In Farncombe the parish priest of St Edmund's says Mass for the local Catholic population in the Anglican Church of St John the Evangelist. The need for a Mass centre in the north of the parish was first discussed in November 1971, and after extensive consultation with the Anglican community a trial Mass was held at St John the Evangelist's on 11 March 1973. Its success was repeated when further trials took place in summer 1974, and the Bishop of Dorking Kenneth Evans formalised the arrangement in November that year.

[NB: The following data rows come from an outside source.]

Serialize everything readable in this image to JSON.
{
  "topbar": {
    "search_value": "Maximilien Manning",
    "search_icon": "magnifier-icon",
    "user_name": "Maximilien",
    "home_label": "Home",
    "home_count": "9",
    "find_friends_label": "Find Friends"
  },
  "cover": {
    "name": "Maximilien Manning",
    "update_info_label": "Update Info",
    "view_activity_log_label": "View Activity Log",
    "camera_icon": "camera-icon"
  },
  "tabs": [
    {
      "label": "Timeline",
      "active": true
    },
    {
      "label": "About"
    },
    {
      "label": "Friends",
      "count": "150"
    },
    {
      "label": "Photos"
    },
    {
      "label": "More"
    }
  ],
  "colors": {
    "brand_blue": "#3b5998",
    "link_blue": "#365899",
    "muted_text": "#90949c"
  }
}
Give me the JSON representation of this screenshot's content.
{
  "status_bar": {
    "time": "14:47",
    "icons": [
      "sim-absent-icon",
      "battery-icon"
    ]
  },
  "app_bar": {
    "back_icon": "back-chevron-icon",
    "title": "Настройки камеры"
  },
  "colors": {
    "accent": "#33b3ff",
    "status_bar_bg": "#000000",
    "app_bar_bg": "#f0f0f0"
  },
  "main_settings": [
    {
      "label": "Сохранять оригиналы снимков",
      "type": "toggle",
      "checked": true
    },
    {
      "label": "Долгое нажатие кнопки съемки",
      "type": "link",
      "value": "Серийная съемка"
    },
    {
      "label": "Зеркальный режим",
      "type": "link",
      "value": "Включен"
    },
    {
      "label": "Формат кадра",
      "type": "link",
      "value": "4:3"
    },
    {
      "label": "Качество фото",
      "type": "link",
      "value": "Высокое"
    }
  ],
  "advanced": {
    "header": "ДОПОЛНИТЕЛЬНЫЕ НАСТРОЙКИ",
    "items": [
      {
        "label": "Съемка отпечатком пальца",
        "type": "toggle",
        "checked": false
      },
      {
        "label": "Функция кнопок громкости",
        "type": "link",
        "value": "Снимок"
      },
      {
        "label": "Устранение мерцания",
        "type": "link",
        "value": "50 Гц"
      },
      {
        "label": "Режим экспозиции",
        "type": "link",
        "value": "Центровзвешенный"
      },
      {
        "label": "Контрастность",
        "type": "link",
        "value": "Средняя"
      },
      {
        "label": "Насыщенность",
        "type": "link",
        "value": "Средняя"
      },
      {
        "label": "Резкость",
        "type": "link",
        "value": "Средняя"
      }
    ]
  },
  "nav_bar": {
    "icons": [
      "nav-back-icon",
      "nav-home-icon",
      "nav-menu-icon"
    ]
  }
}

Money from the weekly building fund started by Fr Denis Hawkins in 1964 was used both for St Joseph's Church in Milford and for the construction of a permanent church in Elstead, a village between Godalming and Farnham. Before World War II, a resident of Elstead named Colonel Fitzgerald petitioned Bishop of Southwark Peter Amigo to ask for Mass to be celebrated in the village. Canon Hyland of St Edmund's Church agreed to send a curate, and Fitzgerald himself fitted up the upper storey of a barn to create a temporary chapel. This was used until 1953, when a hall formerly owned by The Royal British Legion was converted into a chapel. This building was dilapidated even then, though, so in 1968 a prefabricated building was purchased and became the Church of Our Lady of the Assumption. It was also used as a hall. A shortage of priests in the 1980s meant the church could no longer be served, and the last Mass was said in 1985. The building stood until 1992, when it was demolished and replaced with a detached house.

In 2015, no Sunday Masses were held at St Edmund's Church: a Vigil Mass takes place at 6.00pm on Saturdays. There are three Masses of Holy Days of Obligation, one of which is in Polish. One Sunday Mass takes place at St Joseph's Church in Milford (10.15 am) and the Anglican church in Farncombe (8.45 am). Rev. Mirosław Slawicki, one of three Polish priests serving the Diocese of Arundel and Brighton, is based at St Joseph's Church. Two Sunday Masses are said in Polish there each week, and he also celebrates Mass at Horsham and Guildford. A diocesan review of the parish in 2006 stated that the average weekly Mass attendance across all three churches in the parish was 427. The seating capacity of St Edmund's Church was stated as 188, St Joseph's was given as 192 and St John the Evangelist's at Farncombe was 200. Average weekly attendance figures across all churches in the parish are known for 1910 (138 people; only St Edmund's Church existed then), the mid-1960s (900 across Godalming, Milford and Elstead churches) and 1999 (426 across Godalming, Milford and Farncombe).

St Edmund's Church is licensed for worship in accordance with the Places of Worship Registration Act 1855 and has the registration number 42119. It was registered for the solemnisation of marriages on 14 January 1908.